If President Dilma Rousseff wins Brazil’s elections next month, she will face the double challenge of implementing the changes expected by 80 percent of voters while also meeting the expectations of the financial markets.
On Monday, the stock exchange sent the Workers’ Party (PT) candidate a tough message in the form of a drop of nearly five percent from Friday’s closing value. Shares in state oil company Petrobras fell 11 percent, while the dollar gained 1.53 percent against the real, reaching December 2008 levels.
The erratic behavior was reminiscent of the pre-election period in 2002, when Lula da Silva – then an unknown candidate for the PT – was leading the opinion polls and the stock market was fluctuating wildly.
Although a few main indicators are doing better today than they were 12 years ago, the scenario for a second Rousseff administration is much tougher than it was back then, says economist Zeina Latif.
“That year, there was a fear of what was coming. Now it’s a different story, since the government’s credibility has been seriously undermined,” says Latif.
Making peace with the markets will be essential if Rousseff is to govern properly over the next four years
What if the Datafolha survey released on Friday evening had shown Marina Silva, of the Socialist Party, at the top of the polls instead of Rousseff? “In that case, the financial markets would have remained on the path of recovery that began on Friday,” says Clodoir Vieira of trading firm Souza Barros.
But that recovery was based on a rumor that the survey would show Silva out in front and that a weekly magazine was about to publish a story that would be devastating for the Rousseff administration – something that never happened.
But the idea of four more years of Workers’ Party rule is worrying investors and financial agents who feel that the state will continue to interfere with the economy.
“The market is manichean. It believes that Rousseff is evil, period. There is no political analysis behind this concept.
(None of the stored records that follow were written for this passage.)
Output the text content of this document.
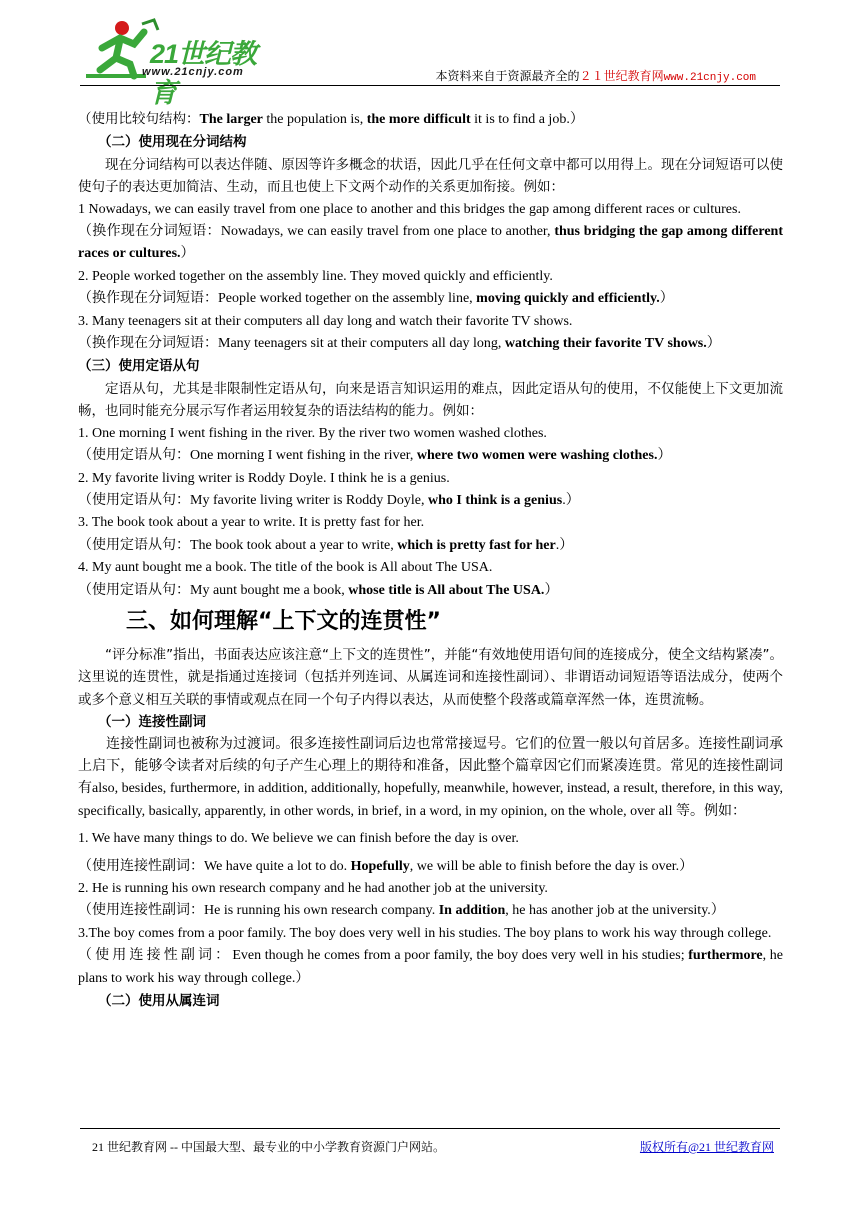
21世纪教育
www.21cnjy.com	本资料来自于资源最齐全的２１世纪教育网www.21cnjy.com

（使用比较句结构：The larger the population is, the more difficult it is to find a job.）

（二）使用现在分词结构

现在分词结构可以表达伴随、原因等许多概念的状语，因此几乎在任何文章中都可以用得上。现在分词短语可以使使句子的表达更加简洁、生动，而且也使上下文两个动作的关系更加衔接。例如：

1 Nowadays, we can easily travel from one place to another and this bridges the gap among different races or cultures.

（换作现在分词短语：Nowadays, we can easily travel from one place to another, thus bridging the gap among different races or cultures.）

2. People worked together on the assembly line. They moved quickly and efficiently.

（换作现在分词短语：People worked together on the assembly line, moving quickly and efficiently.）

3. Many teenagers sit at their computers all day long and watch their favorite TV shows.

（换作现在分词短语：Many teenagers sit at their computers all day long, watching their favorite TV shows.）

（三）使用定语从句

定语从句，尤其是非限制性定语从句，向来是语言知识运用的难点，因此定语从句的使用，不仅能使上下文更加流畅，也同时能充分展示写作者运用较复杂的语法结构的能力。例如：

1. One morning I went fishing in the river. By the river two women washed clothes.

（使用定语从句：One morning I went fishing in the river, where two women were washing clothes.）

2. My favorite living writer is Roddy Doyle. I think he is a genius.

（使用定语从句：My favorite living writer is Roddy Doyle, who I think is a genius.）

3. The book took about a year to write. It is pretty fast for her.

（使用定语从句：The book took about a year to write, which is pretty fast for her.）

4. My aunt bought me a book. The title of the book is All about The USA.

（使用定语从句：My aunt bought me a book, whose title is All about The USA.）

三、如何理解“上下文的连贯性”

“评分标准”指出，书面表达应该注意“上下文的连贯性”，并能“有效地使用语句间的连接成分，使全文结构紧凑”。这里说的连贯性，就是指通过连接词（包括并列连词、从属连词和连接性副词）、非谓语动词短语等语法成分，使两个或多个意义相互关联的事情或观点在同一个句子内得以表达，从而使整个段落或篇章浑然一体，连贯流畅。

（一）连接性副词

连接性副词也被称为过渡词。很多连接性副词后边也常常接逗号。它们的位置一般以句首居多。连接性副词承上启下，能够令读者对后续的句子产生心理上的期待和准备，因此整个篇章因它们而紧凑连贯。常见的连接性副词有also, besides, furthermore, in addition, additionally, hopefully, meanwhile, however, instead, a result, therefore, in this way, specifically, basically, apparently, in other words, in brief, in a word, in my opinion, on the whole, over all 等。例如：

1. We have many things to do. We believe we can finish before the day is over.

（使用连接性副词：We have quite a lot to do. Hopefully, we will be able to finish before the day is over.）

2. He is running his own research company and he had another job at the university.

（使用连接性副词：He is running his own research company. In addition, he has another job at the university.）

3.The boy comes from a poor family. The boy does very well in his studies. The boy plans to work his way through college.

（使用连接性副词：Even though he comes from a poor family, the boy does very well in his studies; furthermore, he plans to work his way through college.）

（二）使用从属连词

21 世纪教育网 -- 中国最大型、最专业的中小学教育资源门户网站。	版权所有@21 世纪教育网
The market dislikes the president, and the feeling is mutual,” says Luis Eduardo Assis, former director of the Central Bank.
Yet Marina Silva’s honeymoon with the markets has faded somewhat since the beginning of the presidential campaign as a result of her change of tack on the issues.
In any case, Rousseff will have to get friendlier with financial agents, says Assis. “She will need to think about institutional stability and will not be able to err as she has until now. She will have to do this out of pure political pragmatism.”
In other words, making peace with the markets will be essential if Rousseff is to govern properly over the next four years without causing trouble for Brazil or for the PT, says Assis.
Zeina Latif feels that even though the country has more robust international reserves than in the past, fiscal indicators have deteriorated rapidly.
“There is a clear bad fiscal conduct, and activity indicators are fragile. And we still run the risk of losing out investment grade status with the credit rating agencies,” adds Latif.
If she is re-elected, Rousseff will have to choose a successor for current Treasury Minister Guido Mantega and possibly a new Central Bank chief. She will also have to come up with a list of specific measures to reboot the economy without harming the public coffers.
That is how Lula da Silva, then an unknown factor, won the heart of the market. When he took office, businesspeople waited before launching their own projects out of fear of drastic changes to the economic model. They were still traumatized by memories of former president Fernando Collor (1990-1993), who confiscated Brazilians’ savings early on in his administration.
Now, Rousseff faces the added challenge of winning over the markets – even though they already know exactly how she feels about them.